The latest data from the Treasury Office showed that public expenditure on public goods and services from January to May jumped by 25% to P1,331 billion compared to P1,060 billion in the same period last year. last year.

For five months, public spending on infrastructure and other capital expenditures rose 42.4 percent to 280.8 billion yuan, up from 197.2 billion a year earlier (19659005). it is expected that real GDP growth will increase by the end of 2018 and in the first half of 2019 with higher election-related public spending, "said the World Bank, referring to the mid-term elections of the Next year

. "The Philippines will be able to reach its 6.5-7.5 per cent growth target in the medium term," said Birgit Hansl, chief economist of the World Bank for the Philippines

. Hansl added:

The latest data from Bangko Sentral n Pilipinas showed that foreign direct investment generating employment during the period from January to April recorded net inflows of $ 3.2 billion. 52.3% of the total investment pledges of foreign and Philippine companies to 185 billion in the first quarter compared to the same period last year.There is 21.5 billion dollars there is a year, l The most recent data from the Statistical Authority of the Philippines have shown.

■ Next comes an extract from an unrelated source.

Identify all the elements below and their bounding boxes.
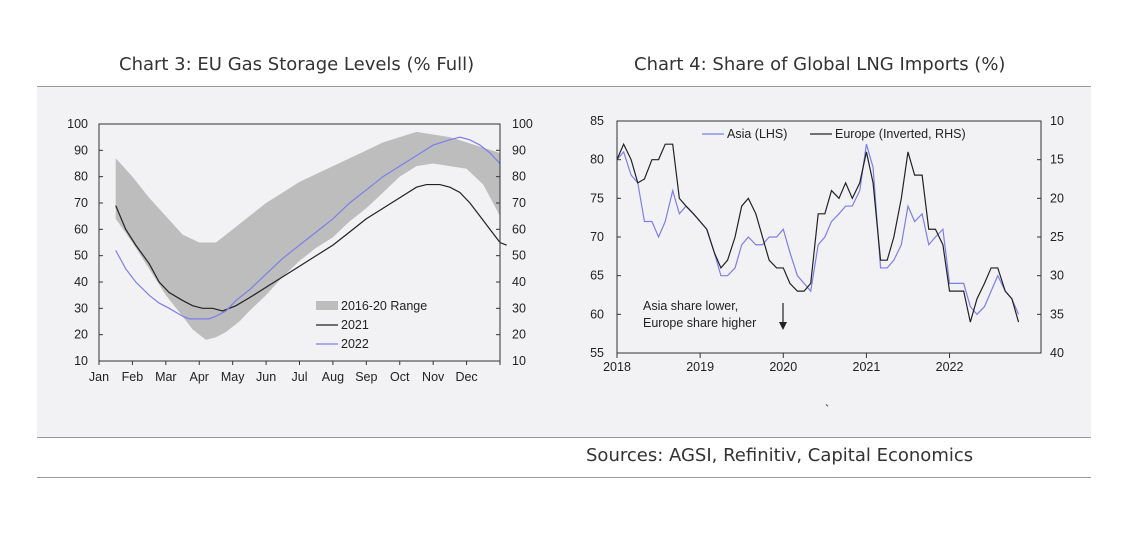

Local investors accounted for 170.8 billion pesos, or 92.3 percent of the quarterly approvals of seven investment promotion agencies from January to March. foreign investor commitments fell 37.9 percent year-on-year to 14.2 billion in the first three months, the lowest quarterly commitment since 2010.

The World Bank also stated that "exports , a growth engine for the Philippines The most recent EPS data shows that merchandise exports at the end of May fell to $ 26.9 billion from $ 28.3 billion in the previous year. [previous year]

months, the Cabinet-level Development Budget Coordination Committee (DBCC) reduced the 2018 merchandise export growth target to 9% from 10% previously.